Across the Tasman Sea in New Zealand, where NCI maintains three plants producing metal cans, drums and closures, the company saw its sales fall 14 per cent to A$37m, “reflecting the withdrawal from selected export markets made unprofitable by the strong local currency”. Despite this, earnings “recovered after the difficulties of the previous year with operating costs coming under improved control” and one-off costs “associated with the closure of a manufacturing site and consolidation of operations at an existing company site” amounting to A$1.4m after tax.
Sales and earnings were also lower than the previous year in Fiji, where the company operates a steel can and drum manufacturing plant in Suva. Tyrrell puts this down to “continued sluggish post-coup economic activity”. However, things were somewhat better in Papua New Guinea, where NCI operates a steel can, drum and closure manufacturing facility in Lae. Clocking up a sales increase of 30 per cent there, the company benefited from “a surge in mining and exploration activity” that boosted demand for petroleum drums and resulted in higher volumes and corresponding earnings “despite a strong rise in distribution costs”.
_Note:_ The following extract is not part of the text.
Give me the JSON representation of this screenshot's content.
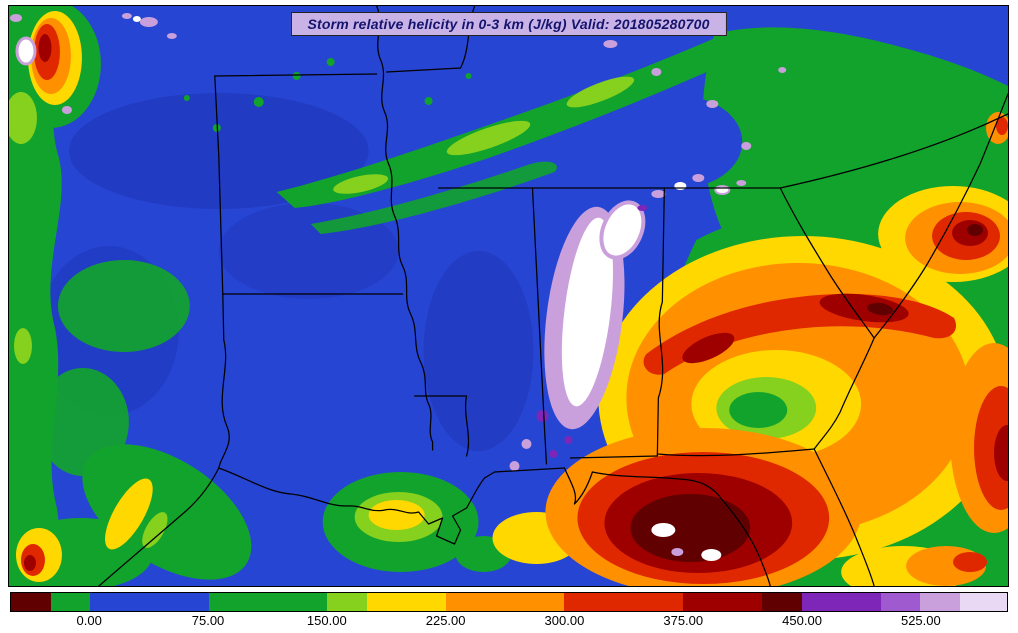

NCI also achieved its targeted reductions in lost-time accidents and injury rates, “building on the sustained improvement in the company’s overall OH&S performance in recent years”. The overall financial position of the company also remains strong, with Tyrrell revealing that net working capital rose over the year by A$6m “as the creditor’s level returned to normal after the transition to imported tinplate purchases on extended payments terms was completed”.
Regarding the future, he reports that “market conditions look uncertain with forecasts of a slowdown in Australia and deteriorating conditions already evident in New Zealand”. On top of this, “significant raw material price increases for tinplate and plastic resin have been advised which could impact demand for some products and place pressure on margins”. On the whole, while “the benefits from recent capital expenditure and plant rationalisations are expected to counter some of the downside risks”, the company’s directors do not anticipate seeing any noticeable improvement in earnings next year.